Roberto Saviano a In Onda dopo il processo che condanna il boss: “Oggi non lo rifarei, mi hanno rubato la vita”

Sedici anni di processo, una vita blindata, la protezione che diventa prigione. Si chiude definitivamente il capitolo giudiziario che ha visto Roberto Saviano sotto scorta dopo le minacce del boss Francesco Bidognetti e del suo legale Michele Santonastaso. Le condanne sono confermate, ma lo scrittore di Gomorra oggi fa una confessione che suona come un bilancio amaro: "Se potessi tornare indietro, non lo rifarei."
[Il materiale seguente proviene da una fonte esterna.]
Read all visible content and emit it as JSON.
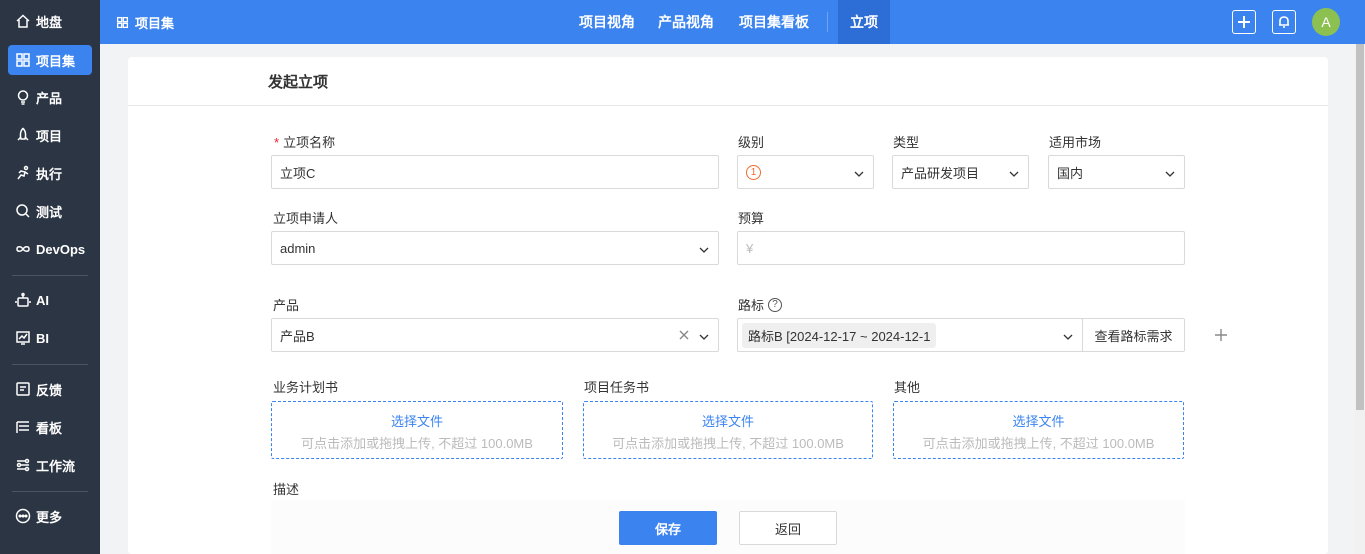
{
  "sidebar": {
    "items": [
      {
        "label": "地盘",
        "icon": "home-icon"
      },
      {
        "label": "项目集",
        "icon": "grid-icon",
        "active": true
      },
      {
        "label": "产品",
        "icon": "bulb-icon"
      },
      {
        "label": "项目",
        "icon": "rocket-icon"
      },
      {
        "label": "执行",
        "icon": "run-icon"
      },
      {
        "label": "测试",
        "icon": "magnifier-icon"
      },
      {
        "label": "DevOps",
        "icon": "infinity-icon"
      },
      {
        "label": "AI",
        "icon": "robot-icon"
      },
      {
        "label": "BI",
        "icon": "chart-icon"
      },
      {
        "label": "反馈",
        "icon": "feedback-icon"
      },
      {
        "label": "看板",
        "icon": "kanban-icon"
      },
      {
        "label": "工作流",
        "icon": "workflow-icon"
      },
      {
        "label": "更多",
        "icon": "more-icon"
      }
    ]
  },
  "topbar": {
    "crumb": "项目集",
    "nav": [
      "项目视角",
      "产品视角",
      "项目集看板",
      "立项"
    ],
    "active_nav": "立项",
    "avatar": "A"
  },
  "form": {
    "title": "发起立项",
    "name_label": "立项名称",
    "name_value": "立项C",
    "level_label": "级别",
    "level_value": "1",
    "type_label": "类型",
    "type_value": "产品研发项目",
    "market_label": "适用市场",
    "market_value": "国内",
    "applicant_label": "立项申请人",
    "applicant_value": "admin",
    "budget_label": "预算",
    "budget_placeholder": "¥",
    "product_label": "产品",
    "product_value": "产品B",
    "roadmap_label": "路标",
    "roadmap_value": "路标B [2024-12-17 ~ 2024-12-1",
    "roadmap_button": "查看路标需求",
    "uploads": [
      {
        "label": "业务计划书",
        "action": "选择文件",
        "hint": "可点击添加或拖拽上传, 不超过 100.0MB"
      },
      {
        "label": "项目任务书",
        "action": "选择文件",
        "hint": "可点击添加或拖拽上传, 不超过 100.0MB"
      },
      {
        "label": "其他",
        "action": "选择文件",
        "hint": "可点击添加或拖拽上传, 不超过 100.0MB"
      }
    ],
    "desc_label": "描述",
    "save_label": "保存",
    "back_label": "返回"
  },
  "colors": {
    "primary": "#3b84f0",
    "sidebar_bg": "#2b3543",
    "level_badge": "#f06a2a",
    "required": "#f5222d"
  }
}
Le parole di Roberto Saviano
Nello studio di In Onda, davanti a Marianna Aprile e Luca Telese, Saviano ricostruisce quei momenti in cui tutto cambiò. "Nel momento in cui tu porti un riferimento di Bidognetti è come se avessi acceso qualcosa", spiega con la lucidità di chi ha vissuto sulla propria pelle le conseguenze di aver alzato il velo su un sistema criminale che sembrava intoccabile. La lista dei morti che elenca è un memorial di sangue: Don Peppe Diana, il parroco di trent'anni ucciso per essersi opposto ai Casalesi, Federico Del Prete, sindacalista "sparato in faccia", Cangiano, vice-sindaco "sparato alla schiena", Renato Natale, sindaco che aveva osato dire no al clan. "Nessuno s'era opposto", sottolinea Saviano, "perché, arrivati a me, dovevano immaginare tutto questo?"
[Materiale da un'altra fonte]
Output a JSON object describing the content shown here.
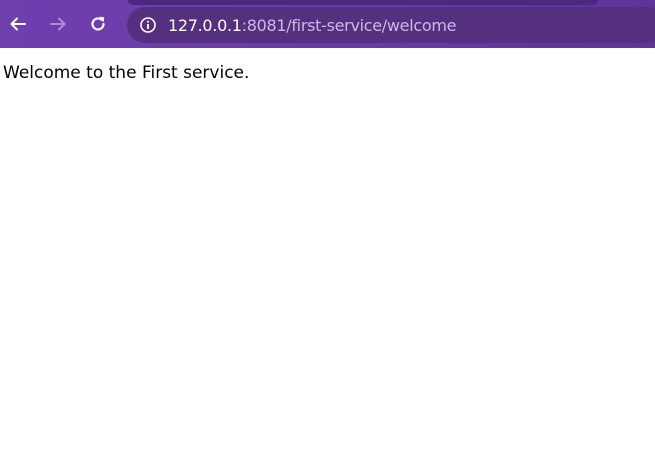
{
  "browser": {
    "url_host": "127.0.0.1",
    "url_rest": ":8081/first-service/welcome",
    "theme_color": "#6f3fae",
    "omnibox_color": "#55307f",
    "icons": {
      "back": "back-arrow-icon",
      "forward": "forward-arrow-icon",
      "reload": "reload-icon",
      "info": "info-icon"
    }
  },
  "page": {
    "body_text": "Welcome to the First service."
  }
}
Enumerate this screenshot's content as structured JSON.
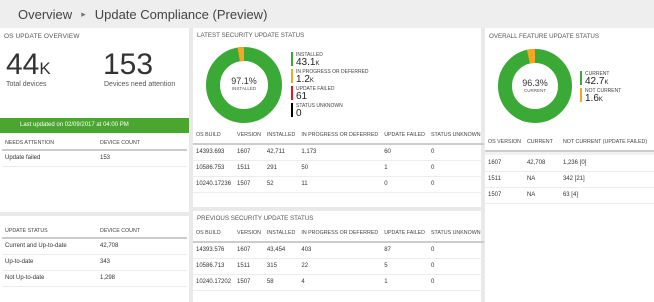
{
  "breadcrumb": {
    "root": "Overview",
    "separator": "▸",
    "current": "Update Compliance (Preview)"
  },
  "os_overview": {
    "title": "OS UPDATE OVERVIEW",
    "total_devices": {
      "value": "44",
      "unit": "K",
      "label": "Total devices"
    },
    "need_attention": {
      "value": "153",
      "label": "Devices need attention"
    },
    "last_updated": "Last updated on 02/09/2017 at 04:00 PM",
    "attention_table": {
      "headers": [
        "NEEDS ATTENTION",
        "DEVICE COUNT"
      ],
      "rows": [
        [
          "Update failed",
          "153"
        ]
      ]
    },
    "status_table": {
      "headers": [
        "UPDATE STATUS",
        "DEVICE COUNT"
      ],
      "rows": [
        [
          "Current and Up-to-date",
          "42,708"
        ],
        [
          "Up-to-date",
          "343"
        ],
        [
          "Not Up-to-date",
          "1,298"
        ]
      ]
    }
  },
  "security": {
    "title": "LATEST SECURITY UPDATE STATUS",
    "donut": {
      "percent_label": "97.1%",
      "center_label": "INSTALLED",
      "fraction": 0.971
    },
    "legend": [
      {
        "label": "INSTALLED",
        "value": "43.1",
        "unit": "K",
        "color": "#3aa935"
      },
      {
        "label": "IN PROGRESS OR DEFERRED",
        "value": "1.2",
        "unit": "K",
        "color": "#f5a623"
      },
      {
        "label": "UPDATE FAILED",
        "value": "61",
        "unit": "",
        "color": "#e81123"
      },
      {
        "label": "STATUS UNKNOWN",
        "value": "0",
        "unit": "",
        "color": "#000000"
      }
    ],
    "headers": [
      "OS BUILD",
      "VERSION",
      "INSTALLED",
      "IN PROGRESS OR DEFERRED",
      "UPDATE FAILED",
      "STATUS UNKNOWN"
    ],
    "rows": [
      [
        "14393.693",
        "1607",
        "42,711",
        "1,173",
        "60",
        "0"
      ],
      [
        "10586.753",
        "1511",
        "291",
        "50",
        "1",
        "0"
      ],
      [
        "10240.17236",
        "1507",
        "52",
        "11",
        "0",
        "0"
      ]
    ],
    "previous_title": "PREVIOUS SECURITY UPDATE STATUS",
    "previous_rows": [
      [
        "14393.576",
        "1607",
        "43,454",
        "403",
        "87",
        "0"
      ],
      [
        "10586.713",
        "1511",
        "315",
        "22",
        "5",
        "0"
      ],
      [
        "10240.17202",
        "1507",
        "58",
        "4",
        "1",
        "0"
      ]
    ]
  },
  "feature": {
    "title": "OVERALL FEATURE UPDATE STATUS",
    "donut": {
      "percent_label": "96.3%",
      "center_label": "CURRENT",
      "fraction": 0.963
    },
    "legend": [
      {
        "label": "CURRENT",
        "value": "42.7",
        "unit": "K",
        "color": "#3aa935"
      },
      {
        "label": "NOT CURRENT",
        "value": "1.6",
        "unit": "K",
        "color": "#f5a623"
      }
    ],
    "headers": [
      "OS VERSION",
      "CURRENT",
      "NOT CURRENT (UPDATE FAILED)"
    ],
    "rows": [
      [
        "1607",
        "42,708",
        "1,236 [0]"
      ],
      [
        "1511",
        "NA",
        "342 [21]"
      ],
      [
        "1507",
        "NA",
        "63 [4]"
      ]
    ]
  },
  "colors": {
    "installed": "#3aa935",
    "in_progress": "#f5a623",
    "failed": "#e81123",
    "unknown": "#000000",
    "accent_green": "#4aa62e"
  }
}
La protezione che diventa gabbia
"Cosa ci ha protetto? La mediaticità", rivela lo scrittore. Un paradosso che ha segnato la sua esistenza: proprio la notorietà che lo aveva reso un bersaglio lo ha salvato dalla morte fisica, ma lo ha condannato a una morte sociale. "La mediaticità mi ha protetto, ma mi ha messo in gabbia. Come se qualcuno mi avesse detto: vuoi morire o vivere rinchiuso?". È questa la riflessione più dolorosa di Saviano, che oggi guarda a quella scelta con occhi diversi. "Io oggi non lo rifarei. Avrei smesso di fare queste cose". Nelle intercettazioni emerse durante il processo, Saviano ha potuto ascoltare la propria condanna a morte dibattuta come un affare qualsiasi. "Senti che in un incontro votano su di me. Chi dice: se lo facciamo è un problema. Chi dice: se non lo facciamo, gli altri ci considerano deboli. C'è un anonimo che dice: secondo noi non va fatto, ma se lo fate ci dobbiamo essere. E vedi la tua vita così, mentre sopra ti dicono che è tutta una messa in scena".
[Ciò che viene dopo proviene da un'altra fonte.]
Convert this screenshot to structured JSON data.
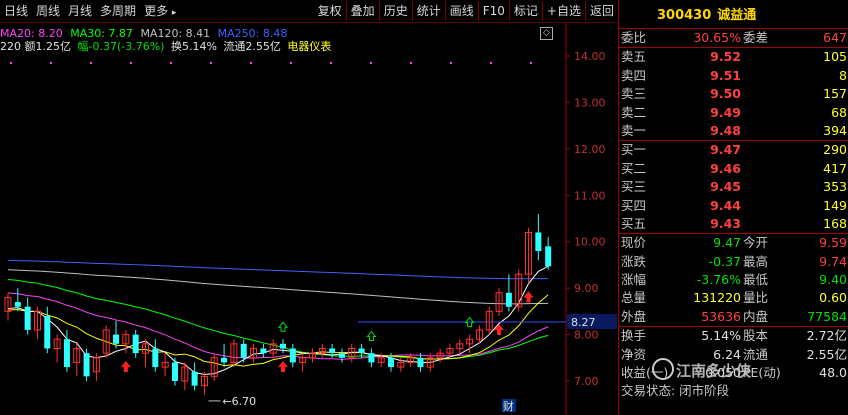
{
  "toolbar": {
    "left": [
      "日线",
      "周线",
      "月线",
      "多周期",
      "更多"
    ],
    "more_arrow": "▸",
    "right": [
      "复权",
      "叠加",
      "历史",
      "统计",
      "画线",
      "F10",
      "标记",
      "+自选",
      "返回"
    ]
  },
  "ma_line": {
    "ma20": "MA20: 8.20",
    "ma30": "MA30: 7.87",
    "ma120": "MA120: 8.41",
    "ma250": "MA250: 8.48"
  },
  "info_line": {
    "vol": "220 额1.25亿",
    "chg": "幅-0.37(-3.76%)",
    "turn": "换5.14%",
    "float": "流通2.55亿",
    "sector": "电器仪表"
  },
  "close_glyph": "◇",
  "chart_data": {
    "type": "candlestick",
    "y_ticks": [
      "14.00",
      "13.00",
      "12.00",
      "11.00",
      "10.00",
      "9.00",
      "8.00",
      "7.00"
    ],
    "ylim": [
      6.7,
      14.6
    ],
    "price_tag": "8.27",
    "low_label": "6.70",
    "event_marker": "财",
    "candles": [
      {
        "o": 8.5,
        "h": 8.9,
        "l": 8.3,
        "c": 8.8
      },
      {
        "o": 8.7,
        "h": 9.0,
        "l": 8.5,
        "c": 8.6
      },
      {
        "o": 8.6,
        "h": 8.8,
        "l": 8.0,
        "c": 8.1
      },
      {
        "o": 8.1,
        "h": 8.6,
        "l": 7.9,
        "c": 8.5
      },
      {
        "o": 8.4,
        "h": 8.6,
        "l": 7.6,
        "c": 7.7
      },
      {
        "o": 7.7,
        "h": 8.0,
        "l": 7.4,
        "c": 7.9
      },
      {
        "o": 7.9,
        "h": 8.1,
        "l": 7.2,
        "c": 7.3
      },
      {
        "o": 7.4,
        "h": 7.8,
        "l": 7.1,
        "c": 7.7
      },
      {
        "o": 7.6,
        "h": 7.7,
        "l": 7.0,
        "c": 7.1
      },
      {
        "o": 7.2,
        "h": 7.6,
        "l": 7.0,
        "c": 7.5
      },
      {
        "o": 7.6,
        "h": 8.2,
        "l": 7.5,
        "c": 8.1
      },
      {
        "o": 8.0,
        "h": 8.3,
        "l": 7.7,
        "c": 7.8
      },
      {
        "o": 7.8,
        "h": 8.1,
        "l": 7.6,
        "c": 8.0
      },
      {
        "o": 8.0,
        "h": 8.1,
        "l": 7.5,
        "c": 7.6
      },
      {
        "o": 7.6,
        "h": 7.9,
        "l": 7.3,
        "c": 7.8
      },
      {
        "o": 7.7,
        "h": 7.9,
        "l": 7.2,
        "c": 7.3
      },
      {
        "o": 7.3,
        "h": 7.6,
        "l": 7.1,
        "c": 7.4
      },
      {
        "o": 7.4,
        "h": 7.5,
        "l": 6.9,
        "c": 7.0
      },
      {
        "o": 7.0,
        "h": 7.4,
        "l": 6.8,
        "c": 7.3
      },
      {
        "o": 7.2,
        "h": 7.4,
        "l": 6.8,
        "c": 6.9
      },
      {
        "o": 6.9,
        "h": 7.2,
        "l": 6.7,
        "c": 7.1
      },
      {
        "o": 7.1,
        "h": 7.6,
        "l": 7.0,
        "c": 7.5
      },
      {
        "o": 7.5,
        "h": 7.8,
        "l": 7.3,
        "c": 7.4
      },
      {
        "o": 7.4,
        "h": 7.9,
        "l": 7.3,
        "c": 7.8
      },
      {
        "o": 7.8,
        "h": 7.9,
        "l": 7.4,
        "c": 7.5
      },
      {
        "o": 7.5,
        "h": 7.8,
        "l": 7.4,
        "c": 7.7
      },
      {
        "o": 7.7,
        "h": 7.8,
        "l": 7.5,
        "c": 7.6
      },
      {
        "o": 7.6,
        "h": 7.9,
        "l": 7.5,
        "c": 7.8
      },
      {
        "o": 7.8,
        "h": 7.9,
        "l": 7.6,
        "c": 7.7
      },
      {
        "o": 7.7,
        "h": 7.8,
        "l": 7.3,
        "c": 7.4
      },
      {
        "o": 7.4,
        "h": 7.6,
        "l": 7.2,
        "c": 7.5
      },
      {
        "o": 7.5,
        "h": 7.7,
        "l": 7.4,
        "c": 7.6
      },
      {
        "o": 7.6,
        "h": 7.8,
        "l": 7.5,
        "c": 7.7
      },
      {
        "o": 7.7,
        "h": 7.8,
        "l": 7.5,
        "c": 7.6
      },
      {
        "o": 7.6,
        "h": 7.7,
        "l": 7.4,
        "c": 7.5
      },
      {
        "o": 7.5,
        "h": 7.8,
        "l": 7.4,
        "c": 7.7
      },
      {
        "o": 7.7,
        "h": 7.8,
        "l": 7.5,
        "c": 7.6
      },
      {
        "o": 7.6,
        "h": 7.7,
        "l": 7.3,
        "c": 7.4
      },
      {
        "o": 7.4,
        "h": 7.6,
        "l": 7.3,
        "c": 7.5
      },
      {
        "o": 7.5,
        "h": 7.6,
        "l": 7.2,
        "c": 7.3
      },
      {
        "o": 7.3,
        "h": 7.5,
        "l": 7.2,
        "c": 7.4
      },
      {
        "o": 7.4,
        "h": 7.6,
        "l": 7.3,
        "c": 7.5
      },
      {
        "o": 7.5,
        "h": 7.6,
        "l": 7.2,
        "c": 7.3
      },
      {
        "o": 7.3,
        "h": 7.6,
        "l": 7.2,
        "c": 7.5
      },
      {
        "o": 7.5,
        "h": 7.7,
        "l": 7.4,
        "c": 7.6
      },
      {
        "o": 7.6,
        "h": 7.8,
        "l": 7.5,
        "c": 7.7
      },
      {
        "o": 7.7,
        "h": 7.9,
        "l": 7.6,
        "c": 7.8
      },
      {
        "o": 7.8,
        "h": 8.0,
        "l": 7.6,
        "c": 7.9
      },
      {
        "o": 7.9,
        "h": 8.2,
        "l": 7.8,
        "c": 8.1
      },
      {
        "o": 8.1,
        "h": 8.6,
        "l": 8.0,
        "c": 8.5
      },
      {
        "o": 8.5,
        "h": 9.0,
        "l": 8.4,
        "c": 8.9
      },
      {
        "o": 8.9,
        "h": 9.3,
        "l": 8.5,
        "c": 8.6
      },
      {
        "o": 8.6,
        "h": 9.4,
        "l": 8.5,
        "c": 9.3
      },
      {
        "o": 9.3,
        "h": 10.3,
        "l": 9.1,
        "c": 10.2
      },
      {
        "o": 10.2,
        "h": 10.6,
        "l": 9.6,
        "c": 9.8
      },
      {
        "o": 9.9,
        "h": 10.1,
        "l": 9.4,
        "c": 9.47
      }
    ]
  },
  "panel": {
    "code": "300430",
    "name": "诚益通",
    "webi_label": "委比",
    "webi_value": "30.65%",
    "weicha_label": "委差",
    "weicha_value": "647",
    "asks": [
      {
        "label": "卖五",
        "price": "9.52",
        "vol": "105"
      },
      {
        "label": "卖四",
        "price": "9.51",
        "vol": "8"
      },
      {
        "label": "卖三",
        "price": "9.50",
        "vol": "157"
      },
      {
        "label": "卖二",
        "price": "9.49",
        "vol": "68"
      },
      {
        "label": "卖一",
        "price": "9.48",
        "vol": "394"
      }
    ],
    "bids": [
      {
        "label": "买一",
        "price": "9.47",
        "vol": "290"
      },
      {
        "label": "买二",
        "price": "9.46",
        "vol": "417"
      },
      {
        "label": "买三",
        "price": "9.45",
        "vol": "353"
      },
      {
        "label": "买四",
        "price": "9.44",
        "vol": "149"
      },
      {
        "label": "买五",
        "price": "9.43",
        "vol": "168"
      }
    ],
    "stats": [
      {
        "l1": "现价",
        "v1": "9.47",
        "c1": "grn",
        "l2": "今开",
        "v2": "9.59",
        "c2": "red"
      },
      {
        "l1": "涨跌",
        "v1": "-0.37",
        "c1": "grn",
        "l2": "最高",
        "v2": "9.74",
        "c2": "red"
      },
      {
        "l1": "涨幅",
        "v1": "-3.76%",
        "c1": "grn",
        "l2": "最低",
        "v2": "9.40",
        "c2": "grn"
      },
      {
        "l1": "总量",
        "v1": "131220",
        "c1": "yel",
        "l2": "量比",
        "v2": "0.60",
        "c2": "yel"
      },
      {
        "l1": "外盘",
        "v1": "53636",
        "c1": "red",
        "l2": "内盘",
        "v2": "77584",
        "c2": "grn"
      }
    ],
    "extra": [
      {
        "l1": "换手",
        "v1": "5.14%",
        "c1": "wht",
        "l2": "股本",
        "v2": "2.72亿",
        "c2": "wht"
      },
      {
        "l1": "净资",
        "v1": "6.24",
        "c1": "wht",
        "l2": "流通",
        "v2": "2.55亿",
        "c2": "wht"
      },
      {
        "l1": "收益(一)",
        "v1": "0.050",
        "c1": "wht",
        "l2": "PE(动)",
        "v2": "48.0",
        "c2": "wht"
      }
    ],
    "trade_status": "交易状态: 闭市阶段",
    "watermark": "江南多少侠"
  },
  "colors": {
    "ma5": "#ffffff",
    "ma10": "#ffff00",
    "ma20": "#ff40ff",
    "ma30": "#00ff00",
    "ma120": "#c0c0c0",
    "ma250": "#4060ff",
    "up": "#ff3030",
    "down": "#30ffff"
  }
}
"Perché vi siete cacati sotto?"
Se potesse incontrare Bidognetti oggi, Saviano avrebbe una domanda precisa: "Perché non avete chiuso la partita? Perché vi siete cacati sotto?". Una provocazione che nasconde la consapevolezza amara di chi ha capito di aver vissuto in un limbo. Una condanna a sua volta: "Dopo sedici anni, penso sia una follia. Dovevo fermarmi prima. Proteggermi in un'altra forma". La giustizia ha fatto il suo corso, le condanne sono definitive, ma per chi ha vissuto sedici anni sotto scorta, la vera domanda rimane: ne è valsa la pena? La risposta di Saviano è netta, dolorosa, definitiva: "Io oggi non lo rifarei".